On the eleventh day our assignment included climbing up and over
Alta peak. As navigator for the day, I examined the peak from below. Rather
than roll my eyes and trudge unwillingly up the mountain, I began to dissect
it piece by piece. To the surprise of my patrol, I began plotting our path
around ridges, contouring up along the face to the pass. I planned out where
we would rest and set time goals. Previously I had seen the peaks as hurdles
that we had to jump in order to get to camp; now I was seeing them more as
puzzles to solve. When solving a puzzle the first two pieces one picks up
rarely fit together. I realized the same applied when my initial path
actually fell through, and many of the assumptions that I had made about the
terrain were incorrect. But that was okay. Maybe I hadn't read the map
correctly, or I hadn't listened when somebody had suggested a different
route.
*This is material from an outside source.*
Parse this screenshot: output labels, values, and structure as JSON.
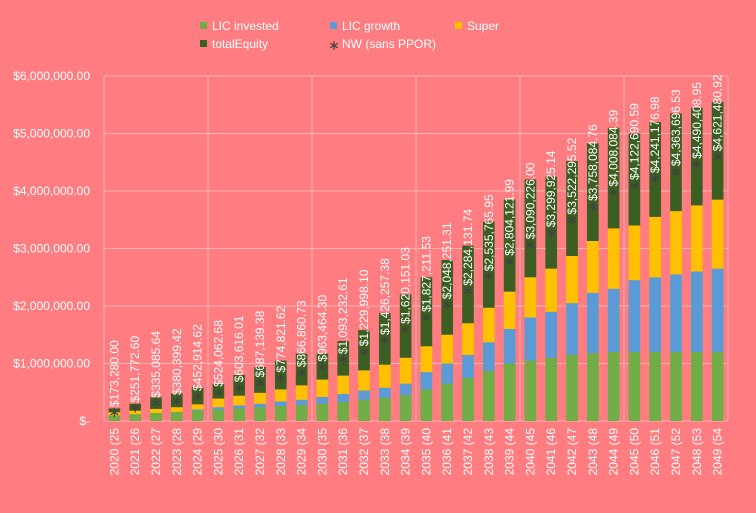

Only a few days earlier I would have cried when that happened, but I
realized I had no time to feel sorry for myself when my patrol depended on
me.
By course end I had fallen 26 times, cried 14 times, and sprained
both ankles twice. My instructors told me they were sure I was going to go
home after the first week. Truthfully, that first week I really did want to
go home. But I knew that I couldn't leave. I signed up for this trip because
I needed to know who I was beneath my façade, and because I knew I
could not learn that in a comfortable environment. I hiked distances and
scaled peaks that I would never even have considered attempting and gained
self-confidence as a result. With each 14,000-foot peak that I conquered I
was able to test my own personal limitations. I know what I am capable of,
and what I am passionate about. I am more at peace than I have ever been
before. I have trimmed my extracurricular schedule down to those activities
that I enjoy. I still play soccer and work on the website at my community
center most days of the week, but now set aside ample time to do my homework
as well as just relax. I no longer view grades as letters on paper; like
those High Sierra peaks that once dissuaded me as well, I see them as
challenges as well as marks of accomplishments.